Profilando lo scenario di un mancato accordo in sede Onu, il Segretario al Tesoro americano Steve Mnuchin ha rivelato di avere già pronto un ordine esecutivo per l’imposizione di sanzioni contro tutti quei paesi che si ostinano a intrattenere rapporti d’affari con Pyongyang. Chiaro avvertimento a Pechino e Mosca, che foraggiano il regime de Nord rispettivamente con 800mila e 160mila tonnellate di petrolio l’anno. Nella giornata del 6 settembre, discutendo la crisi nordcoreana con il presidente sudcoreano Moon Jae-in in visita nel Far East russo per un summit economico, Putin ha rigettato l’ipotesi dell’embargo definendola “inutile e improduttiva”, oltre che foriera di una crisi umanitaria che priverebbe la popolazione nordcoreana dei servizi di base. Un’analisi su cui concordano gli esperti, piuttosto propensi a ritenere Pyongyang perfettamente in grado di gestire – almeno nel breve periodo- le sue operazioni militari grazie alle riserve petrolifere accumulate e a un taglio del 40% nell’impiego civile di oro nero, sostituibile con altri combustibili.

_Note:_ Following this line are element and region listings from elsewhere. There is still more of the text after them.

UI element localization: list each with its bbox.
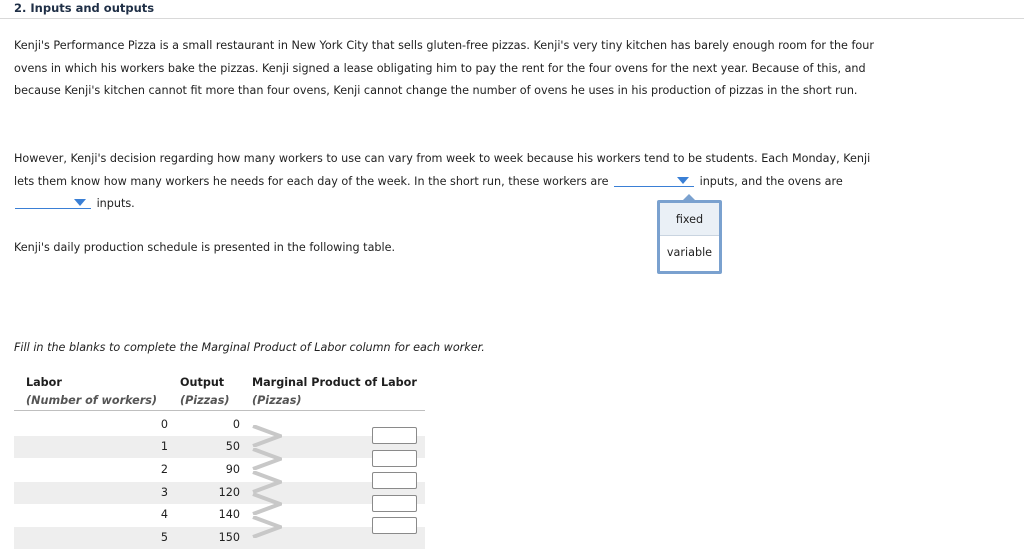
header-labor: Labor	[26, 376, 62, 389]
dropdown-arrow-icon[interactable]	[677, 177, 689, 184]
option-variable[interactable]: variable	[666, 246, 713, 259]
paragraph-workers-text-2: inputs, and the ovens are	[699, 174, 843, 188]
mpl-input-worker-4[interactable]	[372, 495, 417, 512]
table-header-divider	[14, 410, 425, 411]
section-header	[0, 0, 1024, 19]
output-cell: 50	[225, 440, 240, 453]
output-cell: 150	[218, 531, 240, 544]
table-row	[14, 482, 425, 504]
header-mpl: Marginal Product of Labor	[252, 376, 417, 389]
output-cell: 0	[232, 418, 240, 431]
instruction-text: Fill in the blanks to complete the Marginal Product of Labor column for each worker.	[14, 341, 485, 354]
paragraph-workers	[14, 148, 874, 216]
labor-cell: 1	[160, 440, 168, 453]
labor-cell: 0	[160, 418, 168, 431]
section-title: 2. Inputs and outputs	[14, 1, 155, 15]
paragraph-workers-text-1: However, Kenji's decision regarding how many workers to use can vary from week to week because his workers tend to be students. Each Monday, Kenji lets them know how many workers he needs for each day of the week. In the short run, these workers are	[14, 152, 871, 188]
paragraph-schedule: Kenji's daily production schedule is presented in the following table.	[14, 241, 396, 254]
difference-chevron-icon	[252, 493, 282, 515]
difference-chevron-icon	[252, 448, 282, 470]
output-cell: 120	[218, 486, 240, 499]
dropdown-arrow-icon[interactable]	[74, 199, 86, 206]
workers-input-type-dropdown[interactable]	[614, 173, 694, 187]
mpl-input-worker-5[interactable]	[372, 517, 417, 534]
mpl-input-worker-1[interactable]	[372, 427, 417, 444]
difference-chevron-icon	[252, 471, 282, 493]
table-row	[14, 459, 425, 481]
table-row	[14, 436, 425, 458]
mpl-input-worker-3[interactable]	[372, 472, 417, 489]
table-row	[14, 504, 425, 526]
header-output-sub: (Pizzas)	[180, 394, 230, 407]
labor-cell: 4	[160, 508, 168, 521]
output-cell: 140	[218, 508, 240, 521]
header-output: Output	[180, 376, 225, 389]
paragraph-workers-text-3: inputs.	[96, 197, 135, 210]
mpl-input-worker-2[interactable]	[372, 450, 417, 467]
labor-cell: 3	[160, 486, 168, 499]
header-mpl-sub: (Pizzas)	[252, 394, 302, 407]
table-row	[14, 527, 425, 549]
header-labor-sub: (Number of workers)	[26, 394, 158, 407]
labor-cell: 5	[160, 531, 168, 544]
difference-chevron-icon	[252, 425, 282, 447]
option-fixed[interactable]: fixed	[660, 203, 719, 236]
paragraph-intro: Kenji's Performance Pizza is a small restaurant in New York City that sells gluten-free pizzas. Kenji's very tiny kitchen has barely enough room for the four ovens in which his workers bake the pizzas. Kenji signed a lease obligating him to pay the rent for the four ovens for the next year. Because of this, and because Kenji's kitchen cannot fit more than four ovens, Kenji cannot change the number of ovens he uses in his production of pizzas in the short run.	[14, 39, 874, 97]
difference-chevron-icon	[252, 516, 282, 538]
output-cell: 90	[225, 463, 240, 476]
ovens-input-type-dropdown[interactable]	[15, 195, 91, 209]
table-row	[14, 414, 425, 436]
labor-cell: 2	[160, 463, 168, 476]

Insomma, il vero ostacolo ad un intervento concertato del Consiglio di Sicurezza sembra ormai provenire dalla Russia più che dalla Cina, preoccupata per gli sviluppi militari in corso nel suo cortile di casa. I due paesi membri – entrambi con potere di veto – si sono fatti invano promotori di una soluzione diplomatica basata su “una doppia sospensione”: il congelamento del programma nucleare nordcoreano in cambio di un’interruzione delle esercitazioni congiunte tra Washington e Seul. Il fatto è che, tanto per Pechino quanto per Mosca, gli Stati Uniti sono corresponsabili dell’escalation nella regione, specie da quando giorni fa Trump ha promesso a Corea del Sud e Giappone la vendita di “attrezzature militari altamente sofisticate”. Proprio quest’oggi le autorità cinesi hanno formalmente condannato la ripresa, a sud di Seul, dei lavori di installazione del sistema antimissile statunitense (Terminal High Altitude Area Defense), bloccati in attesa di un’indagine sui rischi ambientali e di cui Pechino teme di essere il vero target.